シカゴ日経平均先物は続伸した。12月物は前日比125円高の2万0815円で引け、同日の大取終値を15円下回った。NYダウ平均が3営業日ぶりに反発するなど、米株高を好感した買いが優勢だった。ただ、円高進行で上値は重かった。この日の12月物高値は2万0840円、安値は2万0655円。
 
シカゴ日経225先物12月限 (円建て)
20815 ( -15 )
シカゴ日経225先物12月限 (ドル建て)
20855 ( +25 )
( )は大阪取引所終値比


【欧州株式市場】

■イギリス・ロンドン株価指数
FTSE100 7538.27(+30.38)
FTSE100種総合株価指数は反発した。前日終値に比べ30.38ポイント高の7538.27で引けた。構成銘柄の6割近くが上昇した。

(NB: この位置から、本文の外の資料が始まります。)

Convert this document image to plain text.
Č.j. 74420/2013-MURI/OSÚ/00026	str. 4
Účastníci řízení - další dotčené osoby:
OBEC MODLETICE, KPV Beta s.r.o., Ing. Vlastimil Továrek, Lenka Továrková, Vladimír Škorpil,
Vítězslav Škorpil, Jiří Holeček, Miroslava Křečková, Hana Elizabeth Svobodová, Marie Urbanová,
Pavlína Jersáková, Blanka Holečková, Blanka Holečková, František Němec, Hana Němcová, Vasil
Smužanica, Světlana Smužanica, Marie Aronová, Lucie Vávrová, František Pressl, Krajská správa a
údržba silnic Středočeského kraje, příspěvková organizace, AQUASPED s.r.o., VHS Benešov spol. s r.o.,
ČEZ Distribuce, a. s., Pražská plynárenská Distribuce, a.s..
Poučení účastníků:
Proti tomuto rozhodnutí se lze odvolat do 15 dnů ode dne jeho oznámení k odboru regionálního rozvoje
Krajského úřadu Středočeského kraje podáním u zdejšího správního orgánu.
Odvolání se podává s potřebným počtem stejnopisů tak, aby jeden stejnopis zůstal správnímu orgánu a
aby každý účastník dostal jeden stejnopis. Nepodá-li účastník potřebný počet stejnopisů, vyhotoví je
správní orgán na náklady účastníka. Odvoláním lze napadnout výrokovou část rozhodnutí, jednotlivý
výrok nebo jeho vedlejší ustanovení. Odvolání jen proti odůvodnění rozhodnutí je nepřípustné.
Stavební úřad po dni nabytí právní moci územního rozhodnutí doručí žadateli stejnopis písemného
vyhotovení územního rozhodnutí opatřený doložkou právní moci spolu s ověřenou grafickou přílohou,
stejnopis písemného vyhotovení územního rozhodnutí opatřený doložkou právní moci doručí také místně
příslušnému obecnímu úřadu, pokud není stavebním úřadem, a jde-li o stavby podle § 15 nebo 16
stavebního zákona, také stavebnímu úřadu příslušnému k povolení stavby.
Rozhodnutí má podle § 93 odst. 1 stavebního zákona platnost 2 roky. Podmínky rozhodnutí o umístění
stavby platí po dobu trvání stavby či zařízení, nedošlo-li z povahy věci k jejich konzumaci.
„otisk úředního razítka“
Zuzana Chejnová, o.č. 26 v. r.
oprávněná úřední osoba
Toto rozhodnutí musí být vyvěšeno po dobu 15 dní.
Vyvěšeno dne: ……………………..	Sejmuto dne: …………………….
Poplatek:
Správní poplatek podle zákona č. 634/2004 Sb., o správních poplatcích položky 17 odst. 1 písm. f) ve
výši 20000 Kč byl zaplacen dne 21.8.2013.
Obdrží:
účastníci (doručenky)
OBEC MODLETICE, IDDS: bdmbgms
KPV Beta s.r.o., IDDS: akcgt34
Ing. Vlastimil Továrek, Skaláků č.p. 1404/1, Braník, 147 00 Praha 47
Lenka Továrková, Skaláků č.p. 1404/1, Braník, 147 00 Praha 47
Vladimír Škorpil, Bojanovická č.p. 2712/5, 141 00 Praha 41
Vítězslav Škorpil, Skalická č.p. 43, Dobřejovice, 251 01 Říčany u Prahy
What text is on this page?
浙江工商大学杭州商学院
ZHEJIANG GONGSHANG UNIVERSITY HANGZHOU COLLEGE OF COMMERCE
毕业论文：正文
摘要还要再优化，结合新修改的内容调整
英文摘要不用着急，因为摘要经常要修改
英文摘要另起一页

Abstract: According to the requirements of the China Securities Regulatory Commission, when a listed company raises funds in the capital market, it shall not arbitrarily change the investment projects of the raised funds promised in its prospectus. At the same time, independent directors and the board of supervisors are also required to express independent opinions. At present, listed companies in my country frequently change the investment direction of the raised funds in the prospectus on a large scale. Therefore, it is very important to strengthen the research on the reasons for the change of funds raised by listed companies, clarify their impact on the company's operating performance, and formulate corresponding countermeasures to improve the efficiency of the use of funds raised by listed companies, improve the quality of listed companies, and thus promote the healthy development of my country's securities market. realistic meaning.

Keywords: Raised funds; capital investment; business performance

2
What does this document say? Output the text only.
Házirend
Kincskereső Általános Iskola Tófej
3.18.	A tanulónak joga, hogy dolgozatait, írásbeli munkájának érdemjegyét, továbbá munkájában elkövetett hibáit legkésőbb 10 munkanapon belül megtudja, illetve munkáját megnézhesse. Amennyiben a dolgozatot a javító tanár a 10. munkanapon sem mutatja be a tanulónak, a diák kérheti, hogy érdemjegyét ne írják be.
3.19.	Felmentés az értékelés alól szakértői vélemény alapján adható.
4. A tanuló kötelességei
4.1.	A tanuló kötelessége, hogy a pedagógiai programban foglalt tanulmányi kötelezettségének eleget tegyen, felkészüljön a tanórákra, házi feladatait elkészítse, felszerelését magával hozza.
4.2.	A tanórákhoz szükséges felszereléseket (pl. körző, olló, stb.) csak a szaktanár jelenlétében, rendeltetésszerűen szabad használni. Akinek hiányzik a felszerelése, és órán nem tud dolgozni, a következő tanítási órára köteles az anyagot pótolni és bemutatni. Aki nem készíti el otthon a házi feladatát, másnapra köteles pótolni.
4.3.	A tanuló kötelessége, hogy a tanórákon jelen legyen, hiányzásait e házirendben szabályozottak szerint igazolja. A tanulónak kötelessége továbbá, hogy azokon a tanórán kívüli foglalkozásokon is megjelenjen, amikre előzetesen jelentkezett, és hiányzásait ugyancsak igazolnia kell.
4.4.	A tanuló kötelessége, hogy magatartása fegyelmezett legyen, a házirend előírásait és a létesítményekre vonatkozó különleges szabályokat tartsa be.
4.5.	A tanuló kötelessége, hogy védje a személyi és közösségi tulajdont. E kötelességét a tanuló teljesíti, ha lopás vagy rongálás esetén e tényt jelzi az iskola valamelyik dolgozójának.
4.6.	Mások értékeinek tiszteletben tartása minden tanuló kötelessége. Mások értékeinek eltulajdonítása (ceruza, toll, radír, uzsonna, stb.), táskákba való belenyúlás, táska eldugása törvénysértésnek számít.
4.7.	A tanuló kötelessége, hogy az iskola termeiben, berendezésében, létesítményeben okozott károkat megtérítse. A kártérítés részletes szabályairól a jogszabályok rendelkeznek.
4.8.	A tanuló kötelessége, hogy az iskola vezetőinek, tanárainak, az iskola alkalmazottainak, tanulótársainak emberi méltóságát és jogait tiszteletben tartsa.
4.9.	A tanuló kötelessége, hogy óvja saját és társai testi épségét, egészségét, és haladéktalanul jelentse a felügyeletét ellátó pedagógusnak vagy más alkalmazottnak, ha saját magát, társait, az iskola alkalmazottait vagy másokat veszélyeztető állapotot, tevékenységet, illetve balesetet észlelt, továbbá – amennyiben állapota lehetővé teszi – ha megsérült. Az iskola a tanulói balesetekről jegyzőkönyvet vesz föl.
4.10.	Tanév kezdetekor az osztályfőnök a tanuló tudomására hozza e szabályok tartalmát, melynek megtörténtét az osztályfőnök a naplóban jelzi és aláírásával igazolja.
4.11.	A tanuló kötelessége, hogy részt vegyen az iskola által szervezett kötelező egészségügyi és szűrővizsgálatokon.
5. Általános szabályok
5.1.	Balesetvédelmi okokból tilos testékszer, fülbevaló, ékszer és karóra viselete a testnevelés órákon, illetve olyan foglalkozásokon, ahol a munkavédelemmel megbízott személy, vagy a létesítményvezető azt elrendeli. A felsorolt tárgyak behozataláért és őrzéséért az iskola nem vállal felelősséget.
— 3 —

値ごろ感の出た銘柄を物色した買いで前日下落した銀行株や住宅建設株、鉱業株の一部などが買い戻された。
前日全面安で引けた銀行株とパーシモンを筆頭に住宅建設株が軒並み買い戻され、指数をけん引した。鉱業のアントファガスタやBHPビリトンが上げたほか、続落して始まった石油株にも買いが入った。
 
個別では、ファッションのバーバリー・グループは、同業の仏LVMHモエヘネシー・ルイヴィトンの大幅高が波及し、上昇した。堅調な金相場を受けて関連のフレスニージョとランドゴールド・リソーシズは続伸した。日用品のレキットベンキーザーはこの日も大幅高となった。
半面、前日に引き続き医薬品株が下落した。通信のBTグループも売りが続いた。大幅な人員削減を発表したことで航空・防衛のBAEシステムズは売られた。航空機エンジンのロールス・ロイスも安かった。教育事業のピアソン、特殊化学のジョンソン・マッセイ、ソフトウエア開発のセージ・グループが安かった。
  
 
■ドイツ・フランクフルト株価指数
DAX 12949.25(−27.15)
ドイツ株式指数(DAX)は反落。終値は前日比27.15ポイント安の12949.25だった。前日に最高値を更新したこともあり、売りが優勢だった。
透析器大手のフレゼニウス・メディカル・ケアが大幅下落した。医療機器のフレゼニウスも下落。一方、航空のルフトハンザが大幅上昇した。
 
 
■フランス・パリ株価指数
CAC40 5363.65(−2.18)
 
 
欧州の主要株式市場も総じて下落した。スペインのIBEX35は反落し、同1%近く下げた。